I've been given to much reflectivity and introspection in times of quiet. In my mind, I talk to myself - I think perhaps it's to do with being a writer. I believe that writing should not be forced. How else can you achieve that fluidity of language if these words are not ones that appear in your mind, like a whispered secret? Phrases, half-invented, half remembered, and who knows which is which.
These thoughts drift through my consciousness. It is one of those days you're alone in the world, but you don't really need anyone to be with you. Breakfast alone, and a short walk across the bridge, experiencing one of my favourite sensations - the wind caressing my hair like a gentle lover.
There are many things I think about - but very little makes its way to the rest of the world. Once past, they seldom re-emerge in exactly the same form. Try catching a breeze. I try to scribe the thoughts, but then... it just becomes forced again, as this passage is rapidly becoming.
Anyway.
An inner monologue, you understand, is not like one of those times you're worried and your thoughts flit around like so many moths about a candle flame, admiring and courting death. Nebulous, insubstantial, repetitive, consumed by fire and destroyed.
It's more like a conversation with an invisible audience - vestiges of my adolescent egotism. It is a conscious effort at making sensible sentences. But like a conversation, the moment it runs through my mind, it is gone, lost to the world in a puff of warm breath, except there isn't even a receiver to remember my message.
There's a wistful quality about losing your thoughts or trying to re-express them in shoddy construction of words.
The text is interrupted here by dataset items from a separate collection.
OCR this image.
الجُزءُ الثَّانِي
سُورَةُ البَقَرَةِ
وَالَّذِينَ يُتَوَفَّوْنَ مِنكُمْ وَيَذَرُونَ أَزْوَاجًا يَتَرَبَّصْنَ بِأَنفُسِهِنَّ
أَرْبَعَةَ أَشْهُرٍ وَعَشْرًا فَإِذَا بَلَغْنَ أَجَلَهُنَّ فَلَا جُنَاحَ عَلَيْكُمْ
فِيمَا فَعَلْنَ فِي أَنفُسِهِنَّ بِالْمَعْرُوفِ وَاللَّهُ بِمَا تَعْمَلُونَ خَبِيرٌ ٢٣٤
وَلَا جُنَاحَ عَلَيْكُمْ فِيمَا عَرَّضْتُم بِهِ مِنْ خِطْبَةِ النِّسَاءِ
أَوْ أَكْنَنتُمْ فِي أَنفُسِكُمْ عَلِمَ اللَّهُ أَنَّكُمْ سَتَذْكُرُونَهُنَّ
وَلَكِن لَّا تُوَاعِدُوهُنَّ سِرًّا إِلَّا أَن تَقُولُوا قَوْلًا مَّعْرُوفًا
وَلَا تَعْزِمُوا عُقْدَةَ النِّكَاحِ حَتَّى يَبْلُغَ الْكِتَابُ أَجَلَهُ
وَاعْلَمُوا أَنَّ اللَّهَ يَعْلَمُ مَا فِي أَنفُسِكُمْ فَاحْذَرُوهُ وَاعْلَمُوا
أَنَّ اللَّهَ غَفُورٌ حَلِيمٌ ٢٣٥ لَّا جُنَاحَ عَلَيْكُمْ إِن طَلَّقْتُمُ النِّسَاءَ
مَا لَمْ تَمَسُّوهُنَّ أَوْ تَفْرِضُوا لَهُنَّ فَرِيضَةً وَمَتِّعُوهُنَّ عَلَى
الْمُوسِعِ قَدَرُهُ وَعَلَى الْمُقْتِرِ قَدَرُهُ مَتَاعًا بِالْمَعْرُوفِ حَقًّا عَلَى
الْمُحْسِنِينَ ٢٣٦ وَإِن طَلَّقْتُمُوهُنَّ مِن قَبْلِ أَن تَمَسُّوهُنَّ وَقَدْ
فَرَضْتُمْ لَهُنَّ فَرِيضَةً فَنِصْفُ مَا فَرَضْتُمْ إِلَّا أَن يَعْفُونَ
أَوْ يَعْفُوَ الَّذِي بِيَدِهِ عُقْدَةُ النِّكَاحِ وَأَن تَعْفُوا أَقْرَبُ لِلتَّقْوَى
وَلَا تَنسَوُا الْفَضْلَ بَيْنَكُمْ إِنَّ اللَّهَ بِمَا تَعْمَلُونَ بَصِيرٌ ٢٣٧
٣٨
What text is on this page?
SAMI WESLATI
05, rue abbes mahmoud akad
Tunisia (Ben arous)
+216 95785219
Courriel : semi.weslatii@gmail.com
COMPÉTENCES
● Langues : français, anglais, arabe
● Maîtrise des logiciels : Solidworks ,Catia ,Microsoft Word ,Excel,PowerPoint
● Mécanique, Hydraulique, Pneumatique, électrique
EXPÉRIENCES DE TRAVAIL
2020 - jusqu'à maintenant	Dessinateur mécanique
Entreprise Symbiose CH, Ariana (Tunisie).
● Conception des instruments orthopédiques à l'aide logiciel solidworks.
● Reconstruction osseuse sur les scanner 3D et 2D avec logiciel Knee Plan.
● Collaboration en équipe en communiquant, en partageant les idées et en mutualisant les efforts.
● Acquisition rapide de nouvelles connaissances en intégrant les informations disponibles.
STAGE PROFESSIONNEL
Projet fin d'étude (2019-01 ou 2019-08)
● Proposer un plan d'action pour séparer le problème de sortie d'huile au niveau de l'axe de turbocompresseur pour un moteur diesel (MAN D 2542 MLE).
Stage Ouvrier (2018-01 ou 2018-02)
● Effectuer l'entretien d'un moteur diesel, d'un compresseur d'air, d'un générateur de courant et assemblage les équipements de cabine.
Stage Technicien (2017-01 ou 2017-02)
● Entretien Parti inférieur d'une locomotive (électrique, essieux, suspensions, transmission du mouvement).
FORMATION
The purity is lost, the poetic nature is lost and the words no longer delight as they should in my mind.
My dream... my wish to have the ability to capture the attention of the audience, to have them rapt, just doesn't translate here. It can't.
Thus is the eternal struggle of the artist to share his view of the world with others. We are but gifted with meagre talent, insufficient to express the magnitude of feeling, of encompassing thought. Our delight goes unshared.
If only there were a way to press heart to heart, soul to soul and say: "This is what I think. This is what I feel. Now understand."
4 Comments:
the best conversation occurs when no words need to be said.
A compact conversation that involves making faces and body language...
believe it or not thats not what i meant...
Believe it or not, I was being facetious. As usual.